Wednesday, March 20, 2013

The End of Beauty


Perhaps it is my research regarding Schnackenberg’s use of thresholds that has me tuned to liminal spaces, but in reading Jorie Graham’s The End of Beauty, she seemed to be dwelling in the liminal. In the beginning, I noticed her tendency to describe objects or features through a binary of black and white or dark and light; however, as I moved through the volume, she seemed to lean into shadow, into that liminal space of what lies in between and the shifting back and forth between. For example, Graham describes the transition of light to dark across the human form:

            We stood there. Your face went out a long time

            before the rest of it. Can’t see you anymore I said.

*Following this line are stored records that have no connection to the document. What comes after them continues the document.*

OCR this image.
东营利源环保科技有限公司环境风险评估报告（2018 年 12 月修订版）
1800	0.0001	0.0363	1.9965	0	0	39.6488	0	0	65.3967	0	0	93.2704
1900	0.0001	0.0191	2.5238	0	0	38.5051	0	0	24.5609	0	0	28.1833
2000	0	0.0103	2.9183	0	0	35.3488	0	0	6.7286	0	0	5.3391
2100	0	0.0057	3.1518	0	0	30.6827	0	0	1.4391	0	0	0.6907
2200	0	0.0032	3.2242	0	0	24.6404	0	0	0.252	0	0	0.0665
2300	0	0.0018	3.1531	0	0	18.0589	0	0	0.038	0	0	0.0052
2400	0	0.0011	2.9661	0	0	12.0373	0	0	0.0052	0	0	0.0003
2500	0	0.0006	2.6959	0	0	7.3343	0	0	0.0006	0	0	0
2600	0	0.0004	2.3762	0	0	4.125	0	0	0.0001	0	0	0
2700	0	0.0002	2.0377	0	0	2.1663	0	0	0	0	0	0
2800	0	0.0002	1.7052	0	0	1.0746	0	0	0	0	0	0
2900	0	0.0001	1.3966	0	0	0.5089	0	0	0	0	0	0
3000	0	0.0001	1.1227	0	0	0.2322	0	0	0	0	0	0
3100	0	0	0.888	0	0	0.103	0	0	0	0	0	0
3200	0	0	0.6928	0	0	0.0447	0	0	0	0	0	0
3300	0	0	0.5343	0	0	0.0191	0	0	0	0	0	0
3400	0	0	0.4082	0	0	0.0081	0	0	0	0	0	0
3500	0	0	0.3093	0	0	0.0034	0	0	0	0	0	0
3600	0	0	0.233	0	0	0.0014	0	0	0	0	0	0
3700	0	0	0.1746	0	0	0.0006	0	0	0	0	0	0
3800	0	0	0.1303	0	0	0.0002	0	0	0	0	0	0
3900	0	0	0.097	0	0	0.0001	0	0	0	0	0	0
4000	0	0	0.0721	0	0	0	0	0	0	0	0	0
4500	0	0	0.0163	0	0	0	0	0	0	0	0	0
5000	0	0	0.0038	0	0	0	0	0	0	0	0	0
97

Nor I,

            you, whatever you still were

            replied. (What the End is For)


As the darkness crosses over “Your face,” the speaker not only describes his or her inability to distinguish the form of the “you” but seems to question whether the lack of light has altered his or her understanding of the “you,” unsure as to if “you” is still the same “you.”  Graham returns to this idea later in “Imperialism,” in which the form is shifted by the play of the light:

            Last night I watched your face in the lamplight fluttering—

We were trying to talk—The kerosene was thinning—

You never had your face but something like cleared light then

soiled light

(roiling)

            and on it all—imprint that would not take—eyeholes, mouth hole. There were moths.

 

Again, Graham seems to be questioning the form of the face and whether it defines the person. She then continues with this idea of liminality:

            There was a space across which you and your shadow, pacing,

            broke,

and around you pockets of shadow, sucking, shutting.

 

In this liminal space, Graham seems to ponder the idea of the created body and the idea of shapes and forms. Much like Teresa of Avila who believed in a passive state in which the mind could reach a state no longer aware of the body,  Graham seems to question the relationship between the mind and the body as well as the body’s inability to go where the mind desire to go. For example, in her poem “Vertigo,” the speaker asks what it is that pulls at one, the emptiness at the beginning of the story:

            The mind trying to fasten

            and fasten, the mind feeling it like a sickness this wanting

            to snag, catch hold, begin, the mind crawling out to the edge of the cliff

            and feeling the body as if for the first time—how it cannot follow, cannot love.

 

At the risk of full disclosure, I found Graham’s work incredible challenging, and I am not sure exactly what made it so difficult. I enjoyed the poetic images that she creates in a single stanza comprised of a single phase. While her poems seems to have a narrative, taking me on a sort of linear journey, her descriptions seemingly trivial images, creating a beautiful image despite her attempts not to.  Despite my general confusion, I was able to pick up patterns, repeating images or concepts.